A.          Latar Belakang
Gereja memberikan perhatian sangat besar kepada pendidikan. Alasannya, antara lain, pendidikan mempunyai makna sangat penting di dalam kehidupan manusia dengan segala seginya, baik keagamaan, kebudayaan, kemasyarakatan, politik, ekonomi. Melalui dan berkat pendidikan, manusia tidak hanya mampu menerima dan meneruskan ilmu pengetahuan dan teknologi dari generasi sebelumnya, tetapi ia juga mampu merekayasa dan menciptakan ilmu pengetahuan dan teknologi baru yang dibutuhkan bagi pengembangan diri di masa depan. Pendidikan juga merupakan bagian yang tidak terpisahkan dari tugas Gereja untuk mewartakan penyelamatan Allah Bapa kepada semua manusia dan memulihkannya di dalam Kristus. Tugas Gereja itu diterima dari pendiri Ilahinya, Kristus menjelang kepergianNya dari dunia, dengan pesan “Pergilah jadikanlah murid-Ku dan baptislah mereka dalam nama Bapa, Anak, dan Roh Kudus, dan ajarlah mereka melakukan segala sesuatu yang telah Kuperintahkan kepadamu” (Mat.28:19-20).

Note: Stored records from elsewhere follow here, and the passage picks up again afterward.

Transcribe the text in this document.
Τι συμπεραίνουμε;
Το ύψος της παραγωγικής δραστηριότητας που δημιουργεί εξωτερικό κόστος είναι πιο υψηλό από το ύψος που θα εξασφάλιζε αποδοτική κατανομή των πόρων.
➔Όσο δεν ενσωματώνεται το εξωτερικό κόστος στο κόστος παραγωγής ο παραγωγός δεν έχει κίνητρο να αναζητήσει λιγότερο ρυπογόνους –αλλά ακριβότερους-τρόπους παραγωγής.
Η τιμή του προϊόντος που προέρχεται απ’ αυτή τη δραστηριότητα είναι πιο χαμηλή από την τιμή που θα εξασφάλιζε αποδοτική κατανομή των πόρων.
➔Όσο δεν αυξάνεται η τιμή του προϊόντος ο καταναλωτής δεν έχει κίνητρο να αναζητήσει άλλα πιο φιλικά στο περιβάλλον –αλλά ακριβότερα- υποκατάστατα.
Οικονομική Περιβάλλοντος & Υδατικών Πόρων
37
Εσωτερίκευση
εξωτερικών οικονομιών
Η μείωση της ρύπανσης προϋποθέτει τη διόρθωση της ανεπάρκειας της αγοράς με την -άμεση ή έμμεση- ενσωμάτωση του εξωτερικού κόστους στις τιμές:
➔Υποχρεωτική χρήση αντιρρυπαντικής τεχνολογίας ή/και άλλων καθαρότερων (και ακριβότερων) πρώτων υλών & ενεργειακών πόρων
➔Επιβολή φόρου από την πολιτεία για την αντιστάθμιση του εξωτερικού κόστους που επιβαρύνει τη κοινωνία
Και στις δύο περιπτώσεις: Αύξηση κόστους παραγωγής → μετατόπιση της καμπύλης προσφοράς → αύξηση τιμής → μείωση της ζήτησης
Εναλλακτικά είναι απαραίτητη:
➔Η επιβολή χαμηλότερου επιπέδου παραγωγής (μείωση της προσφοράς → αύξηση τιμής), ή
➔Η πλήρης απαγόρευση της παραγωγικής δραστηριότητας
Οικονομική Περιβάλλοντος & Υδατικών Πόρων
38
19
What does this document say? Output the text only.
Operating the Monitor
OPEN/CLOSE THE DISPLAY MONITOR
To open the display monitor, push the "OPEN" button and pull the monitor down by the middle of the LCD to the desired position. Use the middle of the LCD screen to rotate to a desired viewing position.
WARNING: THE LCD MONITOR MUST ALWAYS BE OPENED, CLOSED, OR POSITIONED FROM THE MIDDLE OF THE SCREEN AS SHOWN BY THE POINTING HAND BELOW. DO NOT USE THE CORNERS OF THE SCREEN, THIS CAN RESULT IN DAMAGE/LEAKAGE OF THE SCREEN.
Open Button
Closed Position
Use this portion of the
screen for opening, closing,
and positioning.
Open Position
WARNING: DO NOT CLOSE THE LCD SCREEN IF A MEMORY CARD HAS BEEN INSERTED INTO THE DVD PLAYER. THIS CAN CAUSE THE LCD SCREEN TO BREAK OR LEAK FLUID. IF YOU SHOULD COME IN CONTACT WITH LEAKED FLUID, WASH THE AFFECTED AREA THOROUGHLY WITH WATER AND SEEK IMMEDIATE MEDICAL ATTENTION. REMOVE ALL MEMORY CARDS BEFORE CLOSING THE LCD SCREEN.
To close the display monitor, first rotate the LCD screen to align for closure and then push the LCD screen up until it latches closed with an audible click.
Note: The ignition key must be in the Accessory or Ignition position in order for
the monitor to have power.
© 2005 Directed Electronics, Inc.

Pada tahun 1988 Kongregasi Suci menerbitkan dokumen yang berjudul “Dimensi Religius Pendidikan di Sekolah Katolik” Demikian judul dokumen Kongregasi Pendidikan Katolik 7 April 1988 yang dimaksudkan sebagai pedoman untuk refleksi dan pembaharuan. Hal ini merupakan tanda, betapa besar penghargaan dan keprihatinannya terhadap dimensi religius sekolah katolik. Dokumen ini diakhiri dengan imbauan: “Kongregasi ini ingin menyarankan agar studi, riset dan percobaan lebih lanjut dilakukan di semua bidang yang menyangkut dimensi religius pendidikan di sekolah-sekolah katolik. Telah banyak dilakukan, tetapi lebih banyak lagi diharapkan oleh banyak orang” (no. 115). Dimensi religius pendidikan atau aspek religius sekolah katolik bagi kita berarti iman katolik. (P. Go, 1992)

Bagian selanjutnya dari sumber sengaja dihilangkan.